Prima ancora che Cesare avesse lasciato Roma per assumere le sue funzioni in Gallia, ricevette notizia che la tribù elvetica aveva iniziato a migrare verso ovest verso la costa atlantica, bruciando i loro villaggi alle loro spalle. Si muovevano per sfuggire alle vessazioni delle tribù germaniche e per cercare il loro saccheggio, qualcosa che mancava nella loro patria montuosa. Per aiutare i loro piani, fecero alleanze con i Sequani, gli Aedui (clienti romani) e altre due tribù galliche. I Romani temevano giustamente che gli Helvetii avrebbero saccheggiato altre tribù mentre migravano, e che una volta insediati nella Gallia sud-occidentale avrebbero rappresentato una minaccia per il territorio romano. Inoltre, le tribù germaniche probabilmente si sarebbero trasferite nella patria Helvetii abbandonata, ponendo un’altra minaccia agli interessi romani.

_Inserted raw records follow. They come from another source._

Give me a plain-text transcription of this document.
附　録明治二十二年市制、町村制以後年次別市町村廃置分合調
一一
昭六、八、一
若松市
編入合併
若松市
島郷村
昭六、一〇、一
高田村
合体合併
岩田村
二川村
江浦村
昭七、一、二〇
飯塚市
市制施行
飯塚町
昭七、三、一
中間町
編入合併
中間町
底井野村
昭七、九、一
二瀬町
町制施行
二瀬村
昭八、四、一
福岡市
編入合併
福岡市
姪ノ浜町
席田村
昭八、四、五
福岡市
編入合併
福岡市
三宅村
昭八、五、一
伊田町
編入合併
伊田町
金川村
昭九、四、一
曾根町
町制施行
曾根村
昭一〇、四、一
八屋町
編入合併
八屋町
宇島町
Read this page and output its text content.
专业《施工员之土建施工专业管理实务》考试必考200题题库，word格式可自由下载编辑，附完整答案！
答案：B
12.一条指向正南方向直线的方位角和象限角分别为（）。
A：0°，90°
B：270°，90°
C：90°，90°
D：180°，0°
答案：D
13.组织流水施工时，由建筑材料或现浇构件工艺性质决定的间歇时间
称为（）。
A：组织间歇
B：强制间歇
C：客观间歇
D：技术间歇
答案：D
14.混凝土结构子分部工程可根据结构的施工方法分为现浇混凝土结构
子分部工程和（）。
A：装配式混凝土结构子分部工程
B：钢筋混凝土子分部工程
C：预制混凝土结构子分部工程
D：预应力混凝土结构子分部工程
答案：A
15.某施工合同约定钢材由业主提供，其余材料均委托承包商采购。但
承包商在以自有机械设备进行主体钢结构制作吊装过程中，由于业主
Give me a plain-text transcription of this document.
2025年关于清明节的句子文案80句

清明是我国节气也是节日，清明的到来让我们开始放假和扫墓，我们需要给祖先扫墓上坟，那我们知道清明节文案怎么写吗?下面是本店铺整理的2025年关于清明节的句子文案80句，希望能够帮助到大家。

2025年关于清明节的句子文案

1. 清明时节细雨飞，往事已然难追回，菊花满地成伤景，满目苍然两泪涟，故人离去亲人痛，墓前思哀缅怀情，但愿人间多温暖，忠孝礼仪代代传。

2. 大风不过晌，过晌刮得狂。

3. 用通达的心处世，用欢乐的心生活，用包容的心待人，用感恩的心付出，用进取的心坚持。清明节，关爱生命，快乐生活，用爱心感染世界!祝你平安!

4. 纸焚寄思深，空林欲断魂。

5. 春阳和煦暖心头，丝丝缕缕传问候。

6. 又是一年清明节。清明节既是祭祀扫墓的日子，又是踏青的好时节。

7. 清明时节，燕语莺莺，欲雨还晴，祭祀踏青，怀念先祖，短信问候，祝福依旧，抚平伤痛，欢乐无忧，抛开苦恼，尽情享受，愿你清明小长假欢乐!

Cesare si mosse rapidamente in Gallia, creando unità ausiliarie mentre andava. Quando raggiunse la città di Ginevra, vicino al percorso pianificato degli Helvetii, iniziò la distruzione di un ponte sul fiume Rodano in territorio appartenente a una tribù cliente romana, gli Allobroges. Cesare, che per tutta la sua carriera militare si affidò pesantemente ai suoi ingegneri, iniziò a fortificare la sua posizione dietro il fiume con un bastione alto 16 piedi e una trincea parallela fiancheggiata da ballistae (grandi armi missilistiche). Avvertì gli Helvetii che qualsiasi tentativo di attraversare il fiume sarebbe stato opposto.

Cesare si affrettò quindi nella Gallia Cisalpina, dove prese il comando di tre legioni e ne arruolò due nuove, l’XI e la XII. Alla testa di queste cinque legioni, attraversò le Alpi, attraversando i territori di diverse tribù ostili e combattendo alcune scaramucce lungo il percorso.

Nel frattempo, gli Helvetii avevano iniziato a saccheggiare la terra delle tribù allineate con Roma. Per aiutare le tribù alleate dei Romani, Cesare incontrò gli Helvetii mentre attraversavano il fiume Arar (l’attuale Saône, nella Francia orientale). Quando raggiunse il fiume, tre quarti della forza elvetica avevano già attraversato. Ha instradato quelli rimasti dalla sua parte dell’Arar, uccidendo molti di loro e guidando il resto nel bosco. Poi costruì un ponte sul fiume e inseguì la forza principale elvetica per due settimane fino a quando una mancanza di rifornimenti lo costrinse a porre fine all’inseguimento.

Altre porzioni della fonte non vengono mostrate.